Mereka berharap pemerintah dapat memastikan bahwa minyak tanah didistribusikan secara adil dan merata di Kecamatan Reok.
“Kita meminta pemerintah untuk serius mengawasi pendistribusian minyak tanah. Agen minyak tanah harus bertanggung jawab untuk memenuhi kebutuhan masyarakat Reo, bukan hanya mencari keuntungan semata,” ujar salah satu warga, yang enggan menyebutkan namanya kepada media.
*Dampak Kelangkaan Minyak Tanah*
Kelangkaan minyak tanah telah berdampak pada masyarakat kecil yang sangat bergantung pada minyak tanah untuk kebutuhan sehari-hari.
Banyak warga yang terpaksa harus membeli minyak tanah dengan harga yang lebih mahal dari pedagang ilegal, sehingga membebani keuangan mereka.
“Kita sangat bergantung pada minyak tanah untuk memasak dan menjalankan usaha kecil-kecilan. Jika minyak tanah langka, maka kita akan mengalami kesulitan besar,” ujar salah satu warga.
*Pemerintah Harus Bertindak*
Masyarakat berharap pemerintah dapat segera mengambil tindakan untuk mengatasi kelangkaan minyak tanah di Kecamatan Reok.

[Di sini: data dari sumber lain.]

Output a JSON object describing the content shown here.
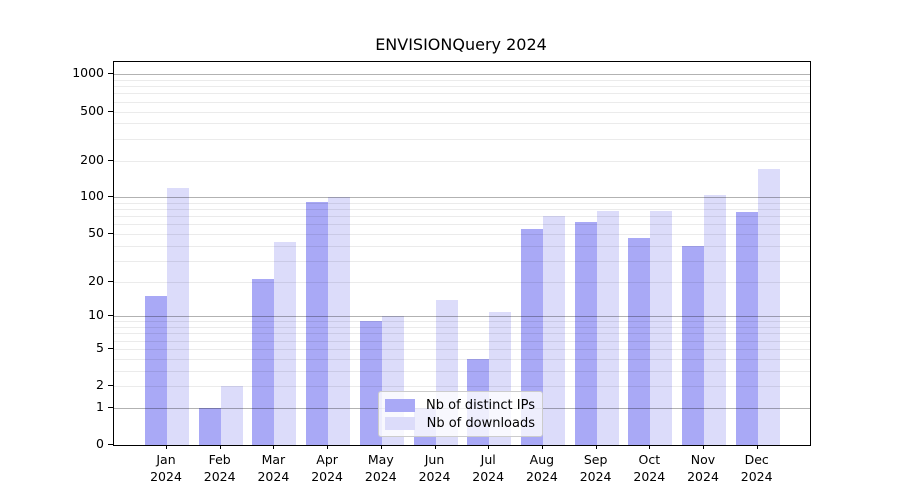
{
  "title": "ENVISIONQuery 2024",
  "colors": {
    "distinct_ips_bar": "#a9a9f6",
    "downloads_bar": "#dcdcfa",
    "major_gridline": "#b3b3b3",
    "minor_gridline": "#ebebeb",
    "axis": "#000000",
    "legend_border": "#cccccc",
    "background": "#ffffff"
  },
  "legend": {
    "position": "lower center",
    "items": [
      "Nb of distinct IPs",
      "Nb of downloads"
    ]
  },
  "chart_data": {
    "type": "bar",
    "title": "ENVISIONQuery 2024",
    "xlabel": "",
    "ylabel": "",
    "grid": "on",
    "scale": "log1p",
    "legend_position": "lower center",
    "categories": [
      "Jan 2024",
      "Feb 2024",
      "Mar 2024",
      "Apr 2024",
      "May 2024",
      "Jun 2024",
      "Jul 2024",
      "Aug 2024",
      "Sep 2024",
      "Oct 2024",
      "Nov 2024",
      "Dec 2024"
    ],
    "series": [
      {
        "name": "Nb of distinct IPs",
        "color": "#a9a9f6",
        "values": [
          15,
          1,
          21,
          92,
          9,
          1,
          4,
          55,
          63,
          46,
          40,
          76
        ]
      },
      {
        "name": "Nb of downloads",
        "color": "#dcdcfa",
        "values": [
          120,
          2,
          43,
          100,
          10,
          14,
          11,
          70,
          77,
          77,
          105,
          172
        ]
      }
    ],
    "yticks": [
      0,
      1,
      2,
      5,
      10,
      20,
      50,
      100,
      200,
      500,
      1000
    ],
    "ytick_labels": [
      "0",
      "1",
      "2",
      "5",
      "10",
      "20",
      "50",
      "100",
      "200",
      "500",
      "1000"
    ],
    "major_grid_values": [
      1,
      10,
      100,
      1000
    ],
    "ylim": [
      0,
      1260
    ]
  }
}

Mereka meminta pemerintah untuk mengawasi agen minyak tanah dan memastikan bahwa minyak tanah didistribusikan secara adil dan merata.
“Kita berharap pemerintah dapat serius menangani masalah ini. Kita tidak ingin lagi mengalami kelangkaan minyak tanah yang berdampak pada kehidupan sehari-hari kita,”
Dengan demikian, diharapkan pemerintah dapat segera mengambil tindakan untuk mengatasi kelangkaan minyak tanah dan memastikan bahwa masyarakat Kecamatan Reok dapat memenuhi kebutuhan mereka dengan mudah.
Sampai berita ini diterbitkan, upaya media untuk menghubungi Agen Minyak Tanah PT Wae Telang Jaya belum membuahkan hasil. Nomor kontak sulit dijangkau, sehingga pihak media belum bisa mendapatkan pernyataan atau klarifikasi dari pihak terkait. Kami akan terus berusaha untuk mendapatkan informasi dan memperbarui berita ini jika ada perkembangan lebih lanjut.